Experimentelle und numerische Untersuchungen zur Verfestigung in Ein- und Polykristallen bei zyklischer Belastung (Bauschinger Effekt)

  verformter Mikrobiegebalken eines Nickel-Basis Einkristalls im Rasterelektronenmikroskop verformter Mikrobiegebalken eines Nickel-Basis Einkristalls im Rasterelektronenmikroskop

Das Werkstoffverhalten unter zyklischer Belastung ist insbesondere im Maschinenbau von hoher praktischer Relevanz. Die Lebensdauer metallischer Komponenten wird häufig durch die Ermüdung der eingesetzten Werkstoffe begrenzt. Durch die zyklische Belastung kommt es zu teilweise irreversiblen plastischen Verformungen, welche zu Dehnungslokalisierungen, zur Rissbildung und schließlich zum Bruch der Bauteile führen können. Um die Lebensdauer zyklisch belasteter Bauteile präzise vorherzusagen und zu verbessern, ist ein tiefgehendes Verständnis der zugrundeliegenden werkstoffmechanischen Phänomene unabdingbar. Eine zentrale Bedeutung entfällt hierbei auf den sogenannten Bauschinger- Effekt, welcher die Verfestigung des Werkstoffes unter zyklischer Belastung bestimmt und das Werkstoffverhalten somit maßgeblich beeinflusst.

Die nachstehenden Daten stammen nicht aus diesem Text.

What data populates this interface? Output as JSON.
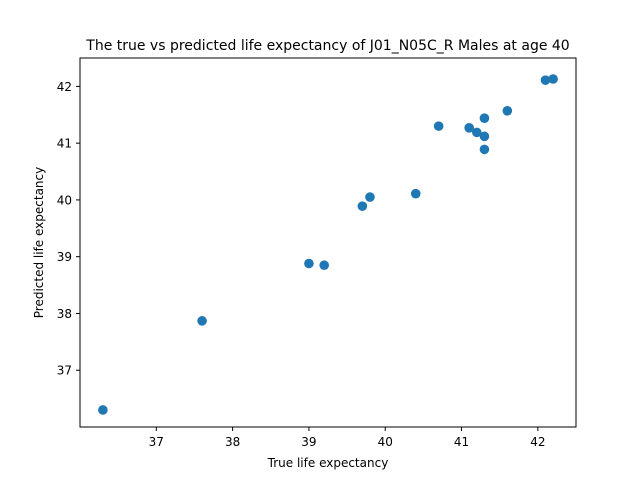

Obgleich viele Aspekte der zyklischen Plastizitätsmechanismen durchaus bekannt sind und in Modelle umgesetzt wurden, fehlt eine belastbare, quantitative Beschreibung des Materialverhaltens auf mikromechanischer Skala. Zur qualitativen und quantitativen Analyse des Bauschinger-Effekts werden in diesem Projekt verschiedene Ansätze kombiniert. Zunächst wird das zyklische Werkstoffverhalten durch Mikrobiegeversuche an Einkristallen einer Nickel-Basis Legierung analysiert. Die freistehenden Biegebalken mit einer Kantenlänge von wenigen Mikrometern haben den Vorteil, dass einzelne Gleitsysteme, definierte Kristallorientierungen sowie die Effekte von Korngrenzen präzise evaluiert werden können. Die hieraus gewonnenen Daten bilden die Basis eines Einkristall-Plastizitätsmodells, welches die simulative Analyse des Bauschinger-Effektes ermöglicht.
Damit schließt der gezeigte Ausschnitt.